Sunday, 20 July 2008

Metropole, Ferenc Karinthy

I seem to have committed myself to doing a few things here recently, like continue with my book list and review Metropole. So I shall start with the latter – my list is an indulgence, Metropole not.

I had to look up Wikipedia to find out who Ferenc Karinthy, the author of Metropole, was. I quote:

Ferenc Karinthy (June 2, 1921, Hungary - February 29, 1982) was a novellist [sic], playwright, journalist, editor and translator, as well as a water polo champion. He authored more than a dozen novels. The writer and journalist Frigyes Karinthy was his father.’
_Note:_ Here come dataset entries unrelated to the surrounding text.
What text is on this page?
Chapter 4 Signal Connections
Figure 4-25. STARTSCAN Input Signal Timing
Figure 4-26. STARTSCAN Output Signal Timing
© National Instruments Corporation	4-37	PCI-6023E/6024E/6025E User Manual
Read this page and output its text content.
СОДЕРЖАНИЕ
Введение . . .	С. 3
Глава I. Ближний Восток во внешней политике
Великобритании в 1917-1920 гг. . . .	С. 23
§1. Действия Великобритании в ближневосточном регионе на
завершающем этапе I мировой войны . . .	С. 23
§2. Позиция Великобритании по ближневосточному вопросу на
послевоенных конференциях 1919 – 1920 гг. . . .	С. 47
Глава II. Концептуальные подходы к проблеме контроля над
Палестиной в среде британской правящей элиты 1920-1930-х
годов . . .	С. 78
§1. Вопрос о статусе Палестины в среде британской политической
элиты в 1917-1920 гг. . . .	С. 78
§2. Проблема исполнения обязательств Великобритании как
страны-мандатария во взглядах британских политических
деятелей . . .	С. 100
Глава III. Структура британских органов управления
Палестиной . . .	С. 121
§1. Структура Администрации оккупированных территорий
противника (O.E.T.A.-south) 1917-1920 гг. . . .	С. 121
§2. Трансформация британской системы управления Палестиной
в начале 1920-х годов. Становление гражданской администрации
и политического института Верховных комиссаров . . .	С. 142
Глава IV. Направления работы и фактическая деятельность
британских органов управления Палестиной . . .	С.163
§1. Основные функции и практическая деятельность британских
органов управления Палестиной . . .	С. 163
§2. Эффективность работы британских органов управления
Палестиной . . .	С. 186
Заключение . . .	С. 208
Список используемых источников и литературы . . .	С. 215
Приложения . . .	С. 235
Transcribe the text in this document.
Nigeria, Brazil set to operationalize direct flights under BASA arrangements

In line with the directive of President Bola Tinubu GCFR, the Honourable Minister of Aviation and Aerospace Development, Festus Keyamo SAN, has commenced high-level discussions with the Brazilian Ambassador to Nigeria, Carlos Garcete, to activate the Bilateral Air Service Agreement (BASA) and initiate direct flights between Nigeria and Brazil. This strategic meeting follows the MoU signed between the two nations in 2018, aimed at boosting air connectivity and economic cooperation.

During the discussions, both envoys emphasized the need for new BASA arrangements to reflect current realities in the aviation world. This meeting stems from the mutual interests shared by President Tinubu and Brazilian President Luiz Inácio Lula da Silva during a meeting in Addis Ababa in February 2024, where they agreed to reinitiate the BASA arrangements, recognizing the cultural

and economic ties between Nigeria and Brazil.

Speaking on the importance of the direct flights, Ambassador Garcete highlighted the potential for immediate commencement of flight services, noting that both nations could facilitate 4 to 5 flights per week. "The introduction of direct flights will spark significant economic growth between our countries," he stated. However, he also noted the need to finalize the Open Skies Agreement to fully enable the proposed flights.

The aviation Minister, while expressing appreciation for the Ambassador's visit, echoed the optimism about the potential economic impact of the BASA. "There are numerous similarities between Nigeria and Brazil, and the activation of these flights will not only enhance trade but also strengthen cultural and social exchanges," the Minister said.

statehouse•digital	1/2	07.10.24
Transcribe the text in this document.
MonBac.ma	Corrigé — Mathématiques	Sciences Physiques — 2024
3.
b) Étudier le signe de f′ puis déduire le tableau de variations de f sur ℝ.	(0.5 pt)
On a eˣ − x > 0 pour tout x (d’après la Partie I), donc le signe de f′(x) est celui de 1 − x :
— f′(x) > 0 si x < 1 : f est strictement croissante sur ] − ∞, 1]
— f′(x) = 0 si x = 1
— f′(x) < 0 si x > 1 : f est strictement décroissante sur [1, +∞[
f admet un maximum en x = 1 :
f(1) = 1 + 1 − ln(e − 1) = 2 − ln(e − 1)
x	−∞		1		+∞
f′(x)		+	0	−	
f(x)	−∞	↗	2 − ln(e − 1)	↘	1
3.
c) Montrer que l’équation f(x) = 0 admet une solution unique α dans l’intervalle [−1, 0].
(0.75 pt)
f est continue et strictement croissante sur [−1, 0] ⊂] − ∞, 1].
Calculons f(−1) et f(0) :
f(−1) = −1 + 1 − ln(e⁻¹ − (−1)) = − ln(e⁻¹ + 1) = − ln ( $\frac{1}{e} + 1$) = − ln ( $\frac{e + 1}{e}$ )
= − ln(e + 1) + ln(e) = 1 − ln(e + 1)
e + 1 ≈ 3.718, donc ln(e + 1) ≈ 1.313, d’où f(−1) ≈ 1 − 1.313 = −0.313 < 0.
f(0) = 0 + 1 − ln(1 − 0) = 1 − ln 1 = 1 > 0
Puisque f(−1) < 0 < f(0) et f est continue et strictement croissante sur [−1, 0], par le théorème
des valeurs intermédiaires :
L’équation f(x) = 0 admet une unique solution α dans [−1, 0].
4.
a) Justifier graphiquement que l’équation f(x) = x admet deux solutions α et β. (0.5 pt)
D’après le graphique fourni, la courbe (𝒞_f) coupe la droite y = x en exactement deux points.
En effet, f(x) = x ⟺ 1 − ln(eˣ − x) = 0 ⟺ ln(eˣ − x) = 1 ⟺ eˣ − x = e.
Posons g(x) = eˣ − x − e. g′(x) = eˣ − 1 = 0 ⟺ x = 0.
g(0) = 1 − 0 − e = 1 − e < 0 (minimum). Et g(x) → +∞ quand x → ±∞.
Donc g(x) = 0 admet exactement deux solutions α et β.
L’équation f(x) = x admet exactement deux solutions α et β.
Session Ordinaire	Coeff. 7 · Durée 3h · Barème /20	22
[Do people author now instead of write? Makes you worry about the veracity of this statement. Perhaps Karinthy was, in fact, a polo mint champion.]

Metropole is, and I acknowledge the danger of employing the term, Kafkaesque, at least in terms of its plot. The whole premise of the story is based on a very slim thought: what would happen if you found yourself in a place where no-one could understand you and you could understand no-one. It doesn’t take much imagination to allow that you would face a mixture of emotions in varied order, incomprehension, anger, fear, paranoia, resignation, to name but a few.

Karinthy explores all of these, of course, and more, however it is the manner of his delving that makes this book a page-turner. Just as you find yourself in sympathy with the predicament in which Gregor Samsa, in Metamorphosis, finds himself despite the grossness of what he has become, you rage on behalf of Budai, the hero, in his helplessness facing the stupidity and insensitivity of those around him.

There are many ways to read this book so I shall not inflict mine on you. Suffice it to say, and it may well be a cultural difference, Karinthy’s analysis and observations of the situation that Budai faces are fresh for an English reader, a better word would be foreign. It is, indeed, like being lost in a strange city.